Sons of Mogh #StarTrek #DS9 Rewatch (Season 4, Episode 15) Worf’s brother Kurn seeks an honorable death

Rewatching ST:DS9

Worf wins a furious sparring match with Dax, but she discombobulates his composure, first by accusing him of trying to flirt with her, and then by actually flirting with him. 

A drunken Klingon arrives on the station, calling for Worf. It’s his brother Kurn, come to ask for a ritual death due to the dishonor Worf brought on the family by rejecting Gowron’s warmongering. After some resistance Worf complies, but Dax and Odo burst in and beam him to the infirmary, where he recovers.

A ticked-off Sisko orders Worf to “find another way to settle your family problems.”

A meek Kurn agrees to join the DS9 security team, and at first Odo says he’s adjusting well, but later when he doesn’t defend himself against a terrified smuggler’s unsteady attack, Odo says he can’t have “a man with a death wish” on his team.

In the B-plot, while returning from a jaunt on a runabout, O’Brien and Kira witness a strange explosion, and are warned away but a Klingon Bird of Prey. Sisko orders Kira to go back to the area in the Defiant, but under no circumstances is Worf to accompany her. A Klingon cruiser with a big hole in its hull requests medical assistance, and accepts Kira’s offer to tow it to DS9. After a technobabble infodump, Worf concludes the Klingons are laying cloaked mines, an act of war.

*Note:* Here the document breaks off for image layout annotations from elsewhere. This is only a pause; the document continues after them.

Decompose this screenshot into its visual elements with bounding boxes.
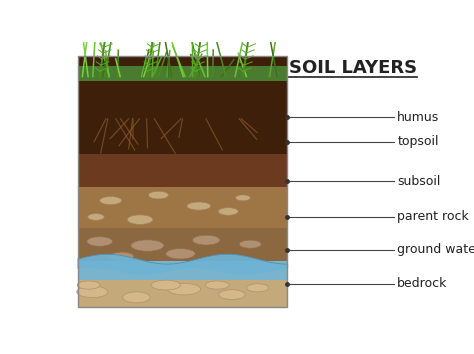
- Text: topsoil: topsoil: [397, 136, 439, 148]
- Ellipse shape: [100, 196, 122, 205]
- Text: ground water: ground water: [397, 243, 474, 256]
- Ellipse shape: [127, 215, 153, 224]
- Text: humus: humus: [397, 111, 439, 124]
- Ellipse shape: [205, 281, 229, 289]
- Text: SOIL LAYERS: SOIL LAYERS: [289, 59, 417, 77]
- Ellipse shape: [148, 191, 169, 199]
- Bar: [78, 65, 287, 81]
- Ellipse shape: [219, 290, 245, 299]
- Ellipse shape: [239, 240, 261, 248]
- Ellipse shape: [192, 235, 220, 245]
- Ellipse shape: [88, 213, 104, 220]
- Ellipse shape: [123, 292, 150, 303]
- Ellipse shape: [151, 280, 181, 290]
- Ellipse shape: [87, 237, 112, 246]
- Ellipse shape: [77, 286, 108, 298]
- Bar: [78, 261, 287, 280]
- Bar: [78, 56, 287, 119]
- Bar: [78, 154, 287, 187]
- Bar: [78, 119, 287, 154]
- Ellipse shape: [236, 195, 250, 201]
- Ellipse shape: [168, 284, 201, 295]
- Ellipse shape: [166, 249, 195, 259]
- Ellipse shape: [187, 202, 211, 210]
- Bar: [78, 280, 287, 307]
- Bar: [78, 56, 287, 307]
- Text: subsoil: subsoil: [397, 175, 441, 188]
- Text: parent rock: parent rock: [397, 210, 469, 223]
- Ellipse shape: [110, 252, 134, 261]
- Ellipse shape: [77, 281, 100, 289]
- Bar: [78, 228, 287, 261]
- Text: bedrock: bedrock: [397, 277, 447, 290]
- Ellipse shape: [218, 208, 238, 215]
- Ellipse shape: [246, 284, 269, 292]
- Bar: [78, 187, 287, 228]
- Ellipse shape: [131, 240, 164, 251]
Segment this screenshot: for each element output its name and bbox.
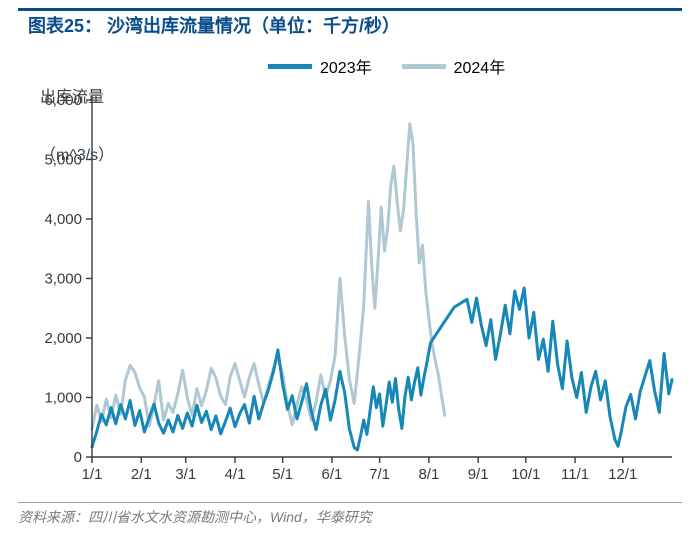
line-chart-svg: 01,0002,0003,0004,0005,0006,0001/12/13/1… xyxy=(18,44,682,491)
y-axis-label-line2: （m^3/s） xyxy=(40,146,114,165)
source-text: 资料来源：四川省水文水资源勘测中心，Wind，华泰研究 xyxy=(18,507,682,527)
svg-text:8/1: 8/1 xyxy=(418,466,439,483)
legend: 2023年 2024年 xyxy=(268,54,505,78)
svg-text:10/1: 10/1 xyxy=(511,466,540,483)
footer: 资料来源：四川省水文水资源勘测中心，Wind，华泰研究 xyxy=(18,502,682,527)
svg-text:11/1: 11/1 xyxy=(561,466,589,483)
figure-title: 图表25： 沙湾出库流量情况（单位：千方/秒） xyxy=(28,12,400,38)
svg-text:1/1: 1/1 xyxy=(82,466,103,483)
y-axis-label: 出库流量 （m^3/s） xyxy=(40,50,114,204)
svg-text:2/1: 2/1 xyxy=(131,466,152,483)
svg-text:4/1: 4/1 xyxy=(225,466,246,483)
title-main: 沙湾出库流量情况（单位：千方/秒） xyxy=(107,12,400,38)
svg-text:7/1: 7/1 xyxy=(369,466,390,483)
svg-text:0: 0 xyxy=(74,449,82,466)
svg-text:6/1: 6/1 xyxy=(322,466,343,483)
svg-text:1,000: 1,000 xyxy=(44,390,82,407)
svg-text:12/1: 12/1 xyxy=(608,466,637,483)
legend-label-2024: 2024年 xyxy=(454,54,506,78)
svg-text:2,000: 2,000 xyxy=(44,330,82,347)
legend-swatch-2024 xyxy=(402,64,446,69)
svg-text:5/1: 5/1 xyxy=(272,466,293,483)
series-2024年 xyxy=(92,124,445,429)
legend-item-2023: 2023年 xyxy=(268,54,372,78)
legend-swatch-2023 xyxy=(268,64,312,69)
svg-text:3,000: 3,000 xyxy=(44,271,82,288)
svg-text:9/1: 9/1 xyxy=(468,466,489,483)
figure-frame: 图表25： 沙湾出库流量情况（单位：千方/秒） 出库流量 （m^3/s） 202… xyxy=(0,0,700,535)
bottom-rule xyxy=(18,502,682,503)
y-axis-label-line1: 出库流量 xyxy=(40,88,114,107)
title-prefix: 图表25： xyxy=(28,12,102,38)
legend-item-2024: 2024年 xyxy=(402,54,506,78)
svg-text:4,000: 4,000 xyxy=(44,211,82,228)
legend-label-2023: 2023年 xyxy=(320,54,372,78)
series-2023年 xyxy=(92,288,672,450)
svg-text:3/1: 3/1 xyxy=(175,466,196,483)
chart-area: 出库流量 （m^3/s） 2023年 2024年 0 1,000 2,000 3,00… xyxy=(18,44,682,491)
top-rule xyxy=(18,8,682,11)
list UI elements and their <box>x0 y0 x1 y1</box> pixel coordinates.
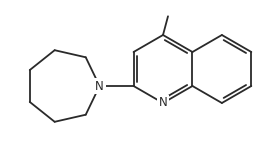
Text: N: N <box>159 97 167 109</box>
Text: N: N <box>95 79 104 93</box>
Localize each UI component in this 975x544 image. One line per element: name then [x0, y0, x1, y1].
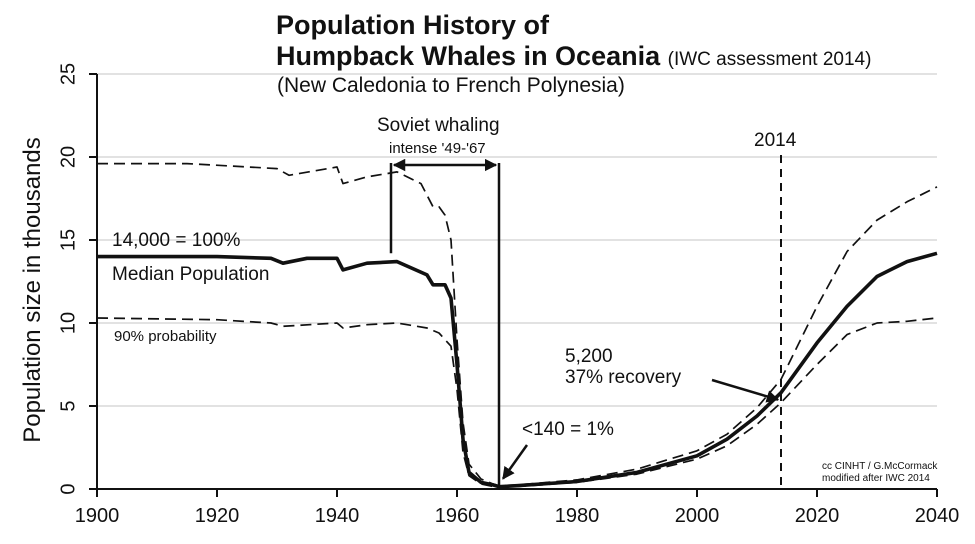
series-line-1 — [97, 162, 938, 487]
y-tick-label-15: 15 — [57, 229, 79, 251]
year-2014-label: 2014 — [754, 130, 797, 151]
minimum-arrow — [501, 444, 529, 480]
title-line-1: Population History of — [276, 10, 549, 40]
y-axis-label: Population size in thousands — [19, 137, 46, 443]
y-tick-label-25: 25 — [57, 63, 79, 85]
recovery-arrow — [711, 378, 780, 403]
chart-title: Population History of Humpback Whales in… — [276, 10, 871, 75]
gridlines — [97, 73, 937, 407]
annotation-marks — [389, 155, 782, 489]
minimum-label: <140 = 1% — [522, 419, 614, 440]
y-tick-label-0: 0 — [57, 483, 79, 494]
series-lines — [96, 162, 938, 489]
credit-line-1: cc CINHT / G.McCormack — [822, 461, 938, 472]
credit-line-2: modified after IWC 2014 — [822, 473, 930, 484]
x-tick-label-1960: 1960 — [435, 505, 480, 527]
baseline-label: 14,000 = 100% — [112, 230, 241, 251]
soviet-period-label: intense '49-'67 — [389, 140, 486, 157]
y-tick-label-10: 10 — [57, 312, 79, 334]
recovery-percent-label: 37% recovery — [565, 367, 682, 388]
chart-subtitle: (New Caledonia to French Polynesia) — [277, 74, 625, 97]
title-note: (IWC assessment 2014) — [667, 49, 872, 70]
y-tick-label-5: 5 — [57, 400, 79, 411]
recovery-count-label: 5,200 — [565, 346, 613, 367]
credit: cc CINHT / G.McCormack modified after IW… — [822, 461, 937, 485]
axes — [89, 73, 938, 497]
x-tick-label-2020: 2020 — [795, 505, 840, 527]
x-tick-label-1940: 1940 — [315, 505, 360, 527]
tick-labels: 0 5 10 15 20 25 1900 1920 1940 1960 1980 2000 2020 20… — [57, 63, 959, 527]
soviet-whaling-label: Soviet whaling — [377, 115, 500, 136]
series-line-2 — [96, 317, 938, 489]
title-line-2: Humpback Whales in Oceania — [276, 41, 661, 71]
y-tick-label-20: 20 — [57, 146, 79, 168]
median-population-label: Median Population — [112, 264, 270, 285]
x-tick-label-2040: 2040 — [915, 505, 960, 527]
series-line-0 — [97, 251, 938, 489]
x-tick-label-2000: 2000 — [675, 505, 720, 527]
x-tick-label-1920: 1920 — [195, 505, 240, 527]
x-tick-label-1900: 1900 — [75, 505, 120, 527]
x-tick-label-1980: 1980 — [555, 505, 600, 527]
probability-label: 90% probability — [114, 328, 217, 345]
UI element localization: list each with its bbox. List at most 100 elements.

Worf talks Kurn into infiltrating the docked ship and stealing the activation codes for the mines, but Kurn wallows in dishonor after he was forced to kill a young officer to cover their tracks. Worf is for his own part disgusted that he misread the situation and needed his brother’s help, but there is obvious love and mutual respect between the two.

Dax comes up with a solution that she does not explain on camera. This leads to a talky scene in which Bashir describes a partial memory wipe. Worf calls in a favor from an old Klingon from a small but noble house, who accepts the now-amnesiac Kurn as his son Rodek.

The ending, showing Worf walking off all alone, is a bit hokey, and it’s a big adjustment to see Kurn seeking orders from his big brother (when in previous appearances he’s had no trouble giving Worf orders) but overall it’s a good episode, and a fitting send-off for a great recurring character.